3年間で翻弄された本田。個の力量にも疑問は残るが…
そして守備への貢献という部分でも他の選手で間に合うようになった。経営難に直面していたミランは、イタリア人を中心とした若手重視の方向に舵をとる。そんな若手たちは皆よく走り、勤勉に守備にも参加している。
右ウイングとして結果を出したスソは、実はこの面でも期待を裏切らなかった。守備の際には、よく戻ってサイドバックをフォローする。この上でも、本田を置く必要がなくなったのである。加えてスソを温存させるために先発出場した10節のジェノア戦などは、凡庸なパフォーマンスに終始。これもまた、評価を下げる原因となっただろう。
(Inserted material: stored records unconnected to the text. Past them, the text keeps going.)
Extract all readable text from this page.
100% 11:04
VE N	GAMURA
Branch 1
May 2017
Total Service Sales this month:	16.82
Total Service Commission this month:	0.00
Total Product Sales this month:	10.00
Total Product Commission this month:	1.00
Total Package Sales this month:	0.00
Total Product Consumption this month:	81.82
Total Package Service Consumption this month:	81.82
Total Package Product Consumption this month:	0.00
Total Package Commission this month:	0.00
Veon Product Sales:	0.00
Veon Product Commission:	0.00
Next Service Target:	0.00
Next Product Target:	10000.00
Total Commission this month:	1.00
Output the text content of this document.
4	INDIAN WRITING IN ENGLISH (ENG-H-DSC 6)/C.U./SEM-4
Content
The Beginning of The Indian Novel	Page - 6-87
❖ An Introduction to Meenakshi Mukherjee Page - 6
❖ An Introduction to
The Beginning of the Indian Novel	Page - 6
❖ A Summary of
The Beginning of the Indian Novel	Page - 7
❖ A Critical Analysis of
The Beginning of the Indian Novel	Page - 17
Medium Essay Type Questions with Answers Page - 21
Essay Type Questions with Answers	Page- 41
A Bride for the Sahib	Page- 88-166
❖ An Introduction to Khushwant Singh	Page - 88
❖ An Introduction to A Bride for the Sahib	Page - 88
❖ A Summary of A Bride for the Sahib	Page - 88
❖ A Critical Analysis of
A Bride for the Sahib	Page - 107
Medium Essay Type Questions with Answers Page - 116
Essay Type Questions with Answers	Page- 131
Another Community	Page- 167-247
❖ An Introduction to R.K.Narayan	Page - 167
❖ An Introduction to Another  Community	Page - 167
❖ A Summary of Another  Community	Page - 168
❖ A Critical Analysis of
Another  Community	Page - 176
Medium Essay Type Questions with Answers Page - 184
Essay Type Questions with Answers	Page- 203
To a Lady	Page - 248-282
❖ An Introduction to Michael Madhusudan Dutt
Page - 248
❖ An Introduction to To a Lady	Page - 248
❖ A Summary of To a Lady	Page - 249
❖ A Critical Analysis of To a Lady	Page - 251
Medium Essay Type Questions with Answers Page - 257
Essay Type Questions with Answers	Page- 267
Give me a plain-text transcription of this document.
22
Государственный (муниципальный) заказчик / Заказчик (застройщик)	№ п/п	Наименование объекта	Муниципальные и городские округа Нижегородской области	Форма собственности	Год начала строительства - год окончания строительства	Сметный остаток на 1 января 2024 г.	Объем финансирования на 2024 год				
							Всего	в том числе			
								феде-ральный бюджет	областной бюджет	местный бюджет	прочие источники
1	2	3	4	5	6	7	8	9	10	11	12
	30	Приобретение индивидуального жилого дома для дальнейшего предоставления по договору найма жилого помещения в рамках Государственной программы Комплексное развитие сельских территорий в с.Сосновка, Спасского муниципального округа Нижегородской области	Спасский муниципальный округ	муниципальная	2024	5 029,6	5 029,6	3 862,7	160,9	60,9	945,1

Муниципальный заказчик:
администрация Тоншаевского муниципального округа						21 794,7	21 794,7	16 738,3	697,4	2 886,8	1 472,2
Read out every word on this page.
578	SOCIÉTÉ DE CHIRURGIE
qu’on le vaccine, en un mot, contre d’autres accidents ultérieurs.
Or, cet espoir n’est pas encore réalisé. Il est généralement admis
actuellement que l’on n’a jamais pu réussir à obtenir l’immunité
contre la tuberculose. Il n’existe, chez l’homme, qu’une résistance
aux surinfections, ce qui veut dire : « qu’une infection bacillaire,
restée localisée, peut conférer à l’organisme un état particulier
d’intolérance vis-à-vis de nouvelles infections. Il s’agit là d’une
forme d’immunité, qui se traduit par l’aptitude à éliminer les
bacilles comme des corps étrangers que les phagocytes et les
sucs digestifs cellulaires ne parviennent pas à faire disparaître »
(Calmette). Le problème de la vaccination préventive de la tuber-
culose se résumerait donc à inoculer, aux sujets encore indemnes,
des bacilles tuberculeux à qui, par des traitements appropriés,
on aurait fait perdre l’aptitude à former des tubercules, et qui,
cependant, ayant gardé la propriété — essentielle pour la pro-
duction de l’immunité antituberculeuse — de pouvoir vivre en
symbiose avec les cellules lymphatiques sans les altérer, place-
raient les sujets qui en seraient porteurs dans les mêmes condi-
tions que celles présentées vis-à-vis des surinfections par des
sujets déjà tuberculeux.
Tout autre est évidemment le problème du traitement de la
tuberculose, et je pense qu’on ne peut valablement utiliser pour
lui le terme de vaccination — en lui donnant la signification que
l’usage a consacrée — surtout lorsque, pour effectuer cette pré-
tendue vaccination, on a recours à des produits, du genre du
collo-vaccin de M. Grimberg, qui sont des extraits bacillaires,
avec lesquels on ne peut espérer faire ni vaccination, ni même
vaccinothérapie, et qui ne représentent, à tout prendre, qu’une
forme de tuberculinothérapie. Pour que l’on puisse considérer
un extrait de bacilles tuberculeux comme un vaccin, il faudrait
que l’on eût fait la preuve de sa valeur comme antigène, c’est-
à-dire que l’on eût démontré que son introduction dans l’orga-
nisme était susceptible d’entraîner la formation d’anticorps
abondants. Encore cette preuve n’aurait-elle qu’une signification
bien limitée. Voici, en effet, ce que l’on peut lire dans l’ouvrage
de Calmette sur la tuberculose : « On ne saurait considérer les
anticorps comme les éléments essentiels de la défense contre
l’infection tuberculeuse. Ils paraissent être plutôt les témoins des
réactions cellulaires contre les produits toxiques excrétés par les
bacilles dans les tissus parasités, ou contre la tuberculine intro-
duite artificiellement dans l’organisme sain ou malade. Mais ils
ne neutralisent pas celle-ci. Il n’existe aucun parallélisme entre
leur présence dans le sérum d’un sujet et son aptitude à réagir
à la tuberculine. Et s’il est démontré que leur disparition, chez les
監督も頻繁に変わり、チームのコンセプトも定まらない。本田は、その中で翻弄された選手の一人だった。そして規律あるプレーで評価を掴んだかと思えば、チームが変わって別の物差しが必要となるという不運。もっとも、個の力量でそれらを跳ね飛ばすことができなかったという現実もまた残る。その顛末として、今の状況があるのだ。
ミランは、ここにきて各選手に疲労が蓄積している。果たしてその中で、もう一度必要とされる時は来るのか。